In recognition of the great debates on the subject, here’s a little flash fiction called “Independence”.
“I’m leaving!” Sarah stamped her feet on the hardwood kitchen floor. Her fists curled into white-knuckle balls. “I’m going to live with Heinrich and Jean-Paul.” Sarah’s red curly hair fell over her eyes. She forced it back so hard strands came away in her hand. “And don’t treat me like a kid!” She screamed. “I’m not a child!”
Mary Ben stirred her tea. The teaspoon tapped the side of the cup. “Heinrich and Jean-Paul don’t want you to move in with them. They’ve already said so.”
Sarah squeezed her eyes shut. “I don’t care. They’ll change their minds when I’m there.”
Mary Ben put the teaspoon on the saucer and sipped her tea. Strong, hot and good. Heather tea. A gift from Sarah a long, long time ago.
Sarah picked up her bag. “It’s not like I ever belonged here.”
“But this is your home.”
“How can you say that? You’re not my mother. You don’t own me. You can’t make me stay.”
“But I am your friend.”
“All you’ll miss is my rent.”
“Sarah.” Mary rested her hands in her lap. “You haven’t really been paying rent.”
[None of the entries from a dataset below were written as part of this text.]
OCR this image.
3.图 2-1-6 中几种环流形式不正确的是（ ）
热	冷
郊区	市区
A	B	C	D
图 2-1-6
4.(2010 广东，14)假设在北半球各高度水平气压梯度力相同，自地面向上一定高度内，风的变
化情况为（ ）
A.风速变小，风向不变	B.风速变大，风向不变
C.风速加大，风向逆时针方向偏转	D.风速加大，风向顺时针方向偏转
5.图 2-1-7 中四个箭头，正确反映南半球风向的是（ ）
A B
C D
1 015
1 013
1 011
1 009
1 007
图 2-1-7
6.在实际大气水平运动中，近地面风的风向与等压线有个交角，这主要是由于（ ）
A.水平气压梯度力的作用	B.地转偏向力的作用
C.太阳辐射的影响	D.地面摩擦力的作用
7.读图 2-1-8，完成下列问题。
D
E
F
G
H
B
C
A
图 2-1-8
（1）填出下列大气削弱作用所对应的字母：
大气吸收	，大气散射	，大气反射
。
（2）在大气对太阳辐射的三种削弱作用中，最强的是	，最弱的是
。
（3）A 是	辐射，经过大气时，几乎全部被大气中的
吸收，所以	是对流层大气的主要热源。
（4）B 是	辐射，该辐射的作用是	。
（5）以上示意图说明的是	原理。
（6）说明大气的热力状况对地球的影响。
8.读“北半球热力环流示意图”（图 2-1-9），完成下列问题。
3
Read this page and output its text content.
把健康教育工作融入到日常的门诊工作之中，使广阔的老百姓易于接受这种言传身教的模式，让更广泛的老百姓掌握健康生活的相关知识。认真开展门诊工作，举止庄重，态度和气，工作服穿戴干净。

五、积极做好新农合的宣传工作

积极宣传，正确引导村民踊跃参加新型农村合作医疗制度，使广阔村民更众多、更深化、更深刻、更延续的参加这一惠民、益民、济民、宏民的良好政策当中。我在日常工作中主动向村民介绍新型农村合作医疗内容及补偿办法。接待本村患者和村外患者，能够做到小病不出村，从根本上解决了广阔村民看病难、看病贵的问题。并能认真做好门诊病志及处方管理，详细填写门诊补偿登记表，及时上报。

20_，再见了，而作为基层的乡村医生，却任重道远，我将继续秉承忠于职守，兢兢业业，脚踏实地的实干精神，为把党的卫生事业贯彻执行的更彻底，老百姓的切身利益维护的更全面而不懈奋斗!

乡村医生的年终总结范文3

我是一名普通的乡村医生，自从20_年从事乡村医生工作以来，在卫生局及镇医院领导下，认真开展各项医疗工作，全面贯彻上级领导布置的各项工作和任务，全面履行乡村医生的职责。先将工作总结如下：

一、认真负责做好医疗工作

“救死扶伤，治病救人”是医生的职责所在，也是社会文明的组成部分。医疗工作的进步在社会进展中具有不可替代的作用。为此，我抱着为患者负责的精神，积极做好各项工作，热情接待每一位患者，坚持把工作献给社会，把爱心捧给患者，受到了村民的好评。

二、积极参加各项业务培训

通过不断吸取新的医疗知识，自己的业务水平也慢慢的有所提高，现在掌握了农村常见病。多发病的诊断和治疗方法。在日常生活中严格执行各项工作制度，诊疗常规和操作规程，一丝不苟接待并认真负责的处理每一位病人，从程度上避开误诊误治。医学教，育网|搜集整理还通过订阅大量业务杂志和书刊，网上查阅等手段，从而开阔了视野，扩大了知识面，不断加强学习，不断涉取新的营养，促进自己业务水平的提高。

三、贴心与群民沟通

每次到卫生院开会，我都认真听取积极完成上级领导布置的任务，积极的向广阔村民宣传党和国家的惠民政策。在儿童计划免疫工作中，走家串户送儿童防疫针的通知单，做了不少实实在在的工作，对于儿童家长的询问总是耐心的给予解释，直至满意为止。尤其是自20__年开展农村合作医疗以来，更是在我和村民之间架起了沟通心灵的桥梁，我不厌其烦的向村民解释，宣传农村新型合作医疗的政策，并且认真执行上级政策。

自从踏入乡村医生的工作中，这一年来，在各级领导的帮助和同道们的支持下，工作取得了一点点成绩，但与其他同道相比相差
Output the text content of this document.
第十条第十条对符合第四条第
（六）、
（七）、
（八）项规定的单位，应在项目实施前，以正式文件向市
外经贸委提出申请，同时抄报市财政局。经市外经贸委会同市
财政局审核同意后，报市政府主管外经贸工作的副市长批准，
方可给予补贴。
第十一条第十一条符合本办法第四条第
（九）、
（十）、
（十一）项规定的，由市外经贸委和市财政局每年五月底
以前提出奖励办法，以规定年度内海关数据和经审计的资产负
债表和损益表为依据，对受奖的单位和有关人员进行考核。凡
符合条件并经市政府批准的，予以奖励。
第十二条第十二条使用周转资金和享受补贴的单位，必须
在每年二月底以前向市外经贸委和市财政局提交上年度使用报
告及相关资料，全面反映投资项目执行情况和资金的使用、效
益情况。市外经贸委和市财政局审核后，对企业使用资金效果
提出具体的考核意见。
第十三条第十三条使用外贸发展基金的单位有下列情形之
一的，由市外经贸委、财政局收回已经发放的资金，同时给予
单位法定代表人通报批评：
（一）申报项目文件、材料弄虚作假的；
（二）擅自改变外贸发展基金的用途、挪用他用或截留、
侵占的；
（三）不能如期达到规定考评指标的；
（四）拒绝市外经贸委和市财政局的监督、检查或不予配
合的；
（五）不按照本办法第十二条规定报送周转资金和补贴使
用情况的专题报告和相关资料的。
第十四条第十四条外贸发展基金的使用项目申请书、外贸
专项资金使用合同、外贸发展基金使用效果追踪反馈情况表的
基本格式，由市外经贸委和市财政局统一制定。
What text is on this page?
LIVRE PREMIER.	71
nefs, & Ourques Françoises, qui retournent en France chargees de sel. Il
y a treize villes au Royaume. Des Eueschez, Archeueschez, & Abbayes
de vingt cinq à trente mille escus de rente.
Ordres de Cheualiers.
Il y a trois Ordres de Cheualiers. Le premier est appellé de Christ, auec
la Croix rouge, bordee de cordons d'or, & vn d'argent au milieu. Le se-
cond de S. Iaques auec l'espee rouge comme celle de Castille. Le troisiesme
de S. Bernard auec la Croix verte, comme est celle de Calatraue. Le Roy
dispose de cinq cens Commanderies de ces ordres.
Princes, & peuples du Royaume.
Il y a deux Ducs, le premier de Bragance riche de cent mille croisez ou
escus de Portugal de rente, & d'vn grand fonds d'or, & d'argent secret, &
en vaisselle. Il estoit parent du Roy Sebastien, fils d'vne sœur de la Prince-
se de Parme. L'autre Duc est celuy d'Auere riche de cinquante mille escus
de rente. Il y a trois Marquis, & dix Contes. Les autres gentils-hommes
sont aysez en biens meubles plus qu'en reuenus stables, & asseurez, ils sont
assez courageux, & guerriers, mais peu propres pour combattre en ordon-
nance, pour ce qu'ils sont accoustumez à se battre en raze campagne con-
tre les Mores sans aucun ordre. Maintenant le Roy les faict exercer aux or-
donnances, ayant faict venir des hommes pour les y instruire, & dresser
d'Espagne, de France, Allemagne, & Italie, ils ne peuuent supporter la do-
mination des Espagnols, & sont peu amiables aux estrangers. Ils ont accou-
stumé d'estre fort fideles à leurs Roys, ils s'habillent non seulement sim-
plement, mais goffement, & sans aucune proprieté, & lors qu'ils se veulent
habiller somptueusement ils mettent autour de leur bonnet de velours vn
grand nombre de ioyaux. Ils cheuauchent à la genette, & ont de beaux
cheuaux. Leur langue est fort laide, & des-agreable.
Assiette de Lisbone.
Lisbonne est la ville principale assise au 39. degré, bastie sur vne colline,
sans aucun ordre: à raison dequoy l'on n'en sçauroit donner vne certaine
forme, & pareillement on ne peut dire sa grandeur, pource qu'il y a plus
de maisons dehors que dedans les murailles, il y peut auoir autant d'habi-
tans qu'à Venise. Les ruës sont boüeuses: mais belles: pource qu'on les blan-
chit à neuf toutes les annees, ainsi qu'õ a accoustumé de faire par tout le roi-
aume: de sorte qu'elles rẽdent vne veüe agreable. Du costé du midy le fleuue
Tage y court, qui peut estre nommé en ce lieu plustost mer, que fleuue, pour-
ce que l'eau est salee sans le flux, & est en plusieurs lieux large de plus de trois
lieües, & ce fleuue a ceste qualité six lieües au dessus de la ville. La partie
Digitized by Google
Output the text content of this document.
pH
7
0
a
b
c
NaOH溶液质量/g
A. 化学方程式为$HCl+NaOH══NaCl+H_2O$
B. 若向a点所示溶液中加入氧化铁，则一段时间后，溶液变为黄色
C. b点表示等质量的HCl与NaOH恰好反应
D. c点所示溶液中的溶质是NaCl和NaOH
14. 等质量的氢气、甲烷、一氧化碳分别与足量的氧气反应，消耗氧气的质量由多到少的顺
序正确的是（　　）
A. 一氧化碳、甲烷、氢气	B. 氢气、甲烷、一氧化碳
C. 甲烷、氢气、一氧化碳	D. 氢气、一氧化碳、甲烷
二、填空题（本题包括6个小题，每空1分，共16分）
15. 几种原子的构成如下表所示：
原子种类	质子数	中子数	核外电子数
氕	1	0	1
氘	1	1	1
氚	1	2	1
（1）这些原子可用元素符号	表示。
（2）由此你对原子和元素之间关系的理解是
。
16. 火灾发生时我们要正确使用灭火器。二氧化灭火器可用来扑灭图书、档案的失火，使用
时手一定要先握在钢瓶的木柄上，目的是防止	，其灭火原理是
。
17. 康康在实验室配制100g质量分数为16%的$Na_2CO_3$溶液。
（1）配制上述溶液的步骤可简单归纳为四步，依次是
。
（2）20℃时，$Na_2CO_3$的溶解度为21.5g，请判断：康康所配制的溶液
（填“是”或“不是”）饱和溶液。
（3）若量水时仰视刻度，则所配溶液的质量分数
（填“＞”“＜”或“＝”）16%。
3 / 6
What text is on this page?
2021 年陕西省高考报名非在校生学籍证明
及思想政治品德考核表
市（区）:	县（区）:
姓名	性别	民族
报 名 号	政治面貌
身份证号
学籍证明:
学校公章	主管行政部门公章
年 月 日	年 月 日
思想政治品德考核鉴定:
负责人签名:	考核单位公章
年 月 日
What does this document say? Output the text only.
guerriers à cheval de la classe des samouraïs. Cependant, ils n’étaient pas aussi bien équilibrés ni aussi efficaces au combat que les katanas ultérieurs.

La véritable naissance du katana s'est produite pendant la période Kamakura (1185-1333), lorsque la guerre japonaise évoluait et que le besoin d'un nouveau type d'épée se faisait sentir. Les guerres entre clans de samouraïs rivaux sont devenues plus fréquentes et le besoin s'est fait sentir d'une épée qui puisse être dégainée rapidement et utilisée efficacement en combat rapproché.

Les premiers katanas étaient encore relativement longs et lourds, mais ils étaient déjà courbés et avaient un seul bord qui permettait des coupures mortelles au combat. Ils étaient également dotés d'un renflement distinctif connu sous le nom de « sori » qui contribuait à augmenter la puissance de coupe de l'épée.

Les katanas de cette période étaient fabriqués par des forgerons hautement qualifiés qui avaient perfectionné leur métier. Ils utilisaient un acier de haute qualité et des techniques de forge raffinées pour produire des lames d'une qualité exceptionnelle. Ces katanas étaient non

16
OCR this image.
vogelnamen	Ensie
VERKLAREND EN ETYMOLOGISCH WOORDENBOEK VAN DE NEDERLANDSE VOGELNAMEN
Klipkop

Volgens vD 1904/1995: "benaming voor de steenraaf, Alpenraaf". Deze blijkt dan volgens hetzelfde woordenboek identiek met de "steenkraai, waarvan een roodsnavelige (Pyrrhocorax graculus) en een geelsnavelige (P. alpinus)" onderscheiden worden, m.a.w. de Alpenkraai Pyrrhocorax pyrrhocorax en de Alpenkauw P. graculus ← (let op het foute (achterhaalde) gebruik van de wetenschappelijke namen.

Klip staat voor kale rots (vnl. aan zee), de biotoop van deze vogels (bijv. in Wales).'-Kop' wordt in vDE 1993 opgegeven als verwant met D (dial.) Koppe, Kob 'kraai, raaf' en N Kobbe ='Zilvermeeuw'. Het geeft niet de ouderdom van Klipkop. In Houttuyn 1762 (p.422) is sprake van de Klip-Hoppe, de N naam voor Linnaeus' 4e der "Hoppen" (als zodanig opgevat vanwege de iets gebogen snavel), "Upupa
“I’ve paid my whole life!”
“Sure. You’ve paid £1000 a month, but it’s cost the house £2000 for food, utilities, clothing, medical care, education.” Mary turned the teacup in her saucer. “Heinrich and Jean-Paul will expect you to pay your full share if you move in with them. Or at least a good chunk more than you are now.”
Sarah opened her mouth and shut it again.
Mary smiled. “And Siobhan and Gwen will miss you. Why don’t you stay a while so we can talk about it. We’ve just moved house. It’ll take some settling in.”
Sarah rapped her fingers on the kitchen table. “If I stay I’ll want the big room overlooking the garden.”
“You already overlook the garden. The best part of it, in fact.”
“I’ll want a key so I can come and go as I please.”
“The door is never locked.”
“I want to do what I want. I want to go where I want. I want to be in charge of me.”
Mary picked a second cup off the shelf, poured the strong, hot tea into it and slid the cup across to Sarah. “Why don’t you tell me exactly what you want to do with your life.”
Sarah stared at the cup. Steam twirled off the top like a dancer in the mist. “I don’t know,” she mumbled. “I just want to be free.”
Mary Ben took the lid off a tin of homemade shortbread. “But you are free, Sarah. And you’re among friends. You always have been.”